Although Dr. White prefers to begin orthodontic treatment when all of the permanent teeth are present, some children who still have a large number of primary teeth require interceptive (Phase I) treatment. The primary objective for interceptive treatment is to address a functional problem such as a finger/thumb-sucking habit, a crossbite, an open bite, a severe overbite, an under bite, or severe crowding that would require the extraction of permanent teeth if not addressed early. Additionally, Dr. White recommends Phase One treatment if a young patient is suffering socially or psychologically from severely crooked teeth. Phase One treatment typically lasts about 12-18 months.
23. Will my child need full braces if he/she has Phase One treatment?
It is best to assume that your child will need full braces even after Phase One treatment has been completed. Dr. White will closely monitor your child’s growth and development as more permanent teeth erupt, and you will be kept informed of any future treatment recommendations.
24. Will my child need an expander?
At the completion of the initial examination, we will determine whether a patient will need an expander.
25. Is it too late to have braces if I am already an adult?

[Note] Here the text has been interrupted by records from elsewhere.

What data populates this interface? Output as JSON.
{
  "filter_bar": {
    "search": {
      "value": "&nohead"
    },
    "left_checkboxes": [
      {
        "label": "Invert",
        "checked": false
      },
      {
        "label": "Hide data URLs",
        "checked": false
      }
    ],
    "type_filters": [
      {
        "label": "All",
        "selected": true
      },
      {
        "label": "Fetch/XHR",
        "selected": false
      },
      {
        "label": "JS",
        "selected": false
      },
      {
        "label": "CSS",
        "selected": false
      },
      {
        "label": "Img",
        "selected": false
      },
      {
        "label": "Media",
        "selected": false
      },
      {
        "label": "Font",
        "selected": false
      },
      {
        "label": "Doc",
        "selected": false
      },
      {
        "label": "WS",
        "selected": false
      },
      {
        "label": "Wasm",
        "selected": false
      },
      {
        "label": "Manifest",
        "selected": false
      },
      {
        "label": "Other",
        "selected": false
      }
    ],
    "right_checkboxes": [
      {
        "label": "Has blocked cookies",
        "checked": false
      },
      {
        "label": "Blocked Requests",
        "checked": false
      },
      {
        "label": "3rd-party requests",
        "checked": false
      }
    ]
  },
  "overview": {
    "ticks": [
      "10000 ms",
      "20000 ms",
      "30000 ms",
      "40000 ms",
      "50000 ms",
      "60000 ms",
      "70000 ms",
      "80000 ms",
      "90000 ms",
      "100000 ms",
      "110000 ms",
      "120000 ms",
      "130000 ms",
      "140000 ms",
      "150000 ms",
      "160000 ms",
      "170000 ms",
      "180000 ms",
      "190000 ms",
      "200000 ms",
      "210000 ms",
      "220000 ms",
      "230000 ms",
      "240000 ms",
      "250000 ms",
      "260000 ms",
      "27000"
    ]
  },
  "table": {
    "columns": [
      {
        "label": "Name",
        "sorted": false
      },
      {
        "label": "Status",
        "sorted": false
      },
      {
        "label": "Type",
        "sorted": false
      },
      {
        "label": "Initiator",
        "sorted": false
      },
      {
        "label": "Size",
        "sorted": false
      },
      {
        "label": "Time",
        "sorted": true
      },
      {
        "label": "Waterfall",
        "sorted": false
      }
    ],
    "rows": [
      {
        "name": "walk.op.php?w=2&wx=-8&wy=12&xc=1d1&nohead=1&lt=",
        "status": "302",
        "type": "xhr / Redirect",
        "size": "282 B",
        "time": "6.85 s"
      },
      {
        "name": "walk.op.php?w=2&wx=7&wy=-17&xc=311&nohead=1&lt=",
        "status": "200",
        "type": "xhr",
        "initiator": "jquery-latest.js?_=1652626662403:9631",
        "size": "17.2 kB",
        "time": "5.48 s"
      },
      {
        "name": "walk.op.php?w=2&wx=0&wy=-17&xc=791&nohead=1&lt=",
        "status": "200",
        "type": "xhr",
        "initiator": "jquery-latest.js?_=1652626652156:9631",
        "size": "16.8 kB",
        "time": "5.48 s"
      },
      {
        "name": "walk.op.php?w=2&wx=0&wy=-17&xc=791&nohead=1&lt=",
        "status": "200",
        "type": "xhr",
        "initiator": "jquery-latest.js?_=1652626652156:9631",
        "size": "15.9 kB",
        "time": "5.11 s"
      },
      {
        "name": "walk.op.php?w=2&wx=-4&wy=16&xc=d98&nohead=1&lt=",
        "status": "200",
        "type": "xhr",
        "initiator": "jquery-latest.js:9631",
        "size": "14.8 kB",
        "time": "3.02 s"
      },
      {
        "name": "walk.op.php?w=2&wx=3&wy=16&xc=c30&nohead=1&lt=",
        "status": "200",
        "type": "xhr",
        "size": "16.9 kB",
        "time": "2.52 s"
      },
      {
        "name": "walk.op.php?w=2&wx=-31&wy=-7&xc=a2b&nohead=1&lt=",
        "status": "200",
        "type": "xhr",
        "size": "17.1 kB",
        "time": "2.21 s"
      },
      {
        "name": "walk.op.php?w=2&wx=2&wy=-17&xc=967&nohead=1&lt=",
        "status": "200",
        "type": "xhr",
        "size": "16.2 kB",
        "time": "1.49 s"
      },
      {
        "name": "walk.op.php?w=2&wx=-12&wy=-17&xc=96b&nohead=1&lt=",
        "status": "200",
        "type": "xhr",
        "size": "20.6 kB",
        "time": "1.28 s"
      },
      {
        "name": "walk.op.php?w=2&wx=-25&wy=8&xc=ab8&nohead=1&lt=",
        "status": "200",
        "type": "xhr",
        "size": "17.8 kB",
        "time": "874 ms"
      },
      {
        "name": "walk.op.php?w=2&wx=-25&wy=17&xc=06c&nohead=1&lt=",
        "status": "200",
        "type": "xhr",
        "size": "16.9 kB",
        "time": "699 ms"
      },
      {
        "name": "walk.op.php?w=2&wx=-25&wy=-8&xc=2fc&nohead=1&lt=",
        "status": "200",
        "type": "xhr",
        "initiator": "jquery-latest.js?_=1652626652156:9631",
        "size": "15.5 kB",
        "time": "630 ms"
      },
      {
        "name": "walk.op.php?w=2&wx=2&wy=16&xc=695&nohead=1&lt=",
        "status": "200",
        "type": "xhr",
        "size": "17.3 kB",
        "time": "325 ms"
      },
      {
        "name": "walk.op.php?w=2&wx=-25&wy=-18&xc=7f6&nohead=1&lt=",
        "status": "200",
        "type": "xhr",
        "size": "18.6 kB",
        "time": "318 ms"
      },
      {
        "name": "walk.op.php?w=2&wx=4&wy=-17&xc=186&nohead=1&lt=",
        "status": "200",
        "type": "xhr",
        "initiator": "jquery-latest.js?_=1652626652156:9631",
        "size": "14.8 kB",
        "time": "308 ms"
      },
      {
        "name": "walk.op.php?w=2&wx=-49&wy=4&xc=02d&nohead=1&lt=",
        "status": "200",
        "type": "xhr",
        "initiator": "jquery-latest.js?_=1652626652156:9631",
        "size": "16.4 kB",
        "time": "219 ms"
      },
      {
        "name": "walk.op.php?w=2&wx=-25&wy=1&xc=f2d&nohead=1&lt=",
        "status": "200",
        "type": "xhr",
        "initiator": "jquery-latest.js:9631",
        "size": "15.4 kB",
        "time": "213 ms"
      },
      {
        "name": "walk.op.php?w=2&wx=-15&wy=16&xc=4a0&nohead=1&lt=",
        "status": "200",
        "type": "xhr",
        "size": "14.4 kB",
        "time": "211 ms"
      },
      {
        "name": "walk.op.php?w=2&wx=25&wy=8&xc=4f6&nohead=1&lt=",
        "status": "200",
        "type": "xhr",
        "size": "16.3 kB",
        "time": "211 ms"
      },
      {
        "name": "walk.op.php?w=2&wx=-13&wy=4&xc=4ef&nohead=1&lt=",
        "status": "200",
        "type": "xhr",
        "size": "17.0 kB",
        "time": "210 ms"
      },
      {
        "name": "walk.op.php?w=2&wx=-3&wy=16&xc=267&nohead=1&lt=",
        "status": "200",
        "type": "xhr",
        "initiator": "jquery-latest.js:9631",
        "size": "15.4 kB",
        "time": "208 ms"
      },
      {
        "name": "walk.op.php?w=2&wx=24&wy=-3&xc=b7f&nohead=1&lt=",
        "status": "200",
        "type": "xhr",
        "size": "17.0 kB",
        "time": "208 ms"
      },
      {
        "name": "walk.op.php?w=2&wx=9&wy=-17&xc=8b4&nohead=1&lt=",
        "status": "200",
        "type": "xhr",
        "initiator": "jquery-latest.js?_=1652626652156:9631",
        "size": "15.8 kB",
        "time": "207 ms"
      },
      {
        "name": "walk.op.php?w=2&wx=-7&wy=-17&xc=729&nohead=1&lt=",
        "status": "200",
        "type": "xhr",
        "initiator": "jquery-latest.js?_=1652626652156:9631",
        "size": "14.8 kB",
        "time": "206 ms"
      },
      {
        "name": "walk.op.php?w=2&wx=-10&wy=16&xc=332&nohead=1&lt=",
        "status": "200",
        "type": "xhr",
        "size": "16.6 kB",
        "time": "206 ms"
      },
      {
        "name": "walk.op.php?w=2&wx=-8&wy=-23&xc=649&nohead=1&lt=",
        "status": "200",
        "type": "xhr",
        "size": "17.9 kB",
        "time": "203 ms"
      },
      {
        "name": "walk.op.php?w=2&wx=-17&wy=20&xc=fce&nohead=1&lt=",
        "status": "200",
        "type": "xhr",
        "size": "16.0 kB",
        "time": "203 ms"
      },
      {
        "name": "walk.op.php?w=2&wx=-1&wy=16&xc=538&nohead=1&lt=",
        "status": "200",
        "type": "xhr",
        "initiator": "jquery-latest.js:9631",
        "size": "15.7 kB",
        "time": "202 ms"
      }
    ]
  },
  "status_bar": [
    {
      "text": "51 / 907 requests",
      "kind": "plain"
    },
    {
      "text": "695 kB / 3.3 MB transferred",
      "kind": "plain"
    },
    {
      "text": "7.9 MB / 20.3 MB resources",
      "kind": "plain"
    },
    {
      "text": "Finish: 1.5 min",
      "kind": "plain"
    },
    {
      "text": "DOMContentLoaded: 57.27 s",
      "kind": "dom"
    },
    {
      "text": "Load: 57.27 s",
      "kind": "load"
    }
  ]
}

No! A surprising percentage of our patients are adults. In fact, 25 percent of all orthodontic patients are adults. Health, happiness and self-esteem are vitally important to adults. No patient is "too old" to wear braces!
26. Can I wear braces even though I have crowns and missing teeth?
Yes. A tooth with a crown will move just like a tooth with a simple filling. When teeth are missing, orthodontic treatment will aid in the alignment of the remaining teeth.
27. Why should I choose an orthodontic specialist?
Teeth, and sometimes entire facial structures, are permanently changed by orthodontic treatment. It is important that the treatment be appropriate and properly completed. Orthodontic specialists have extensive and specialized training that enables them to provide their patients with professional, personalized treatments.
28. Will I need to have teeth extracted for braces?
New technology in orthodontics has greatly decreased the need for permanent tooth extractions. However, tooth extractions are occasionally recommended in order to provide the healthiest and most aesthetically pleasing smile. Each patient is unique, and Dr. White will discuss the best treatment options available to you.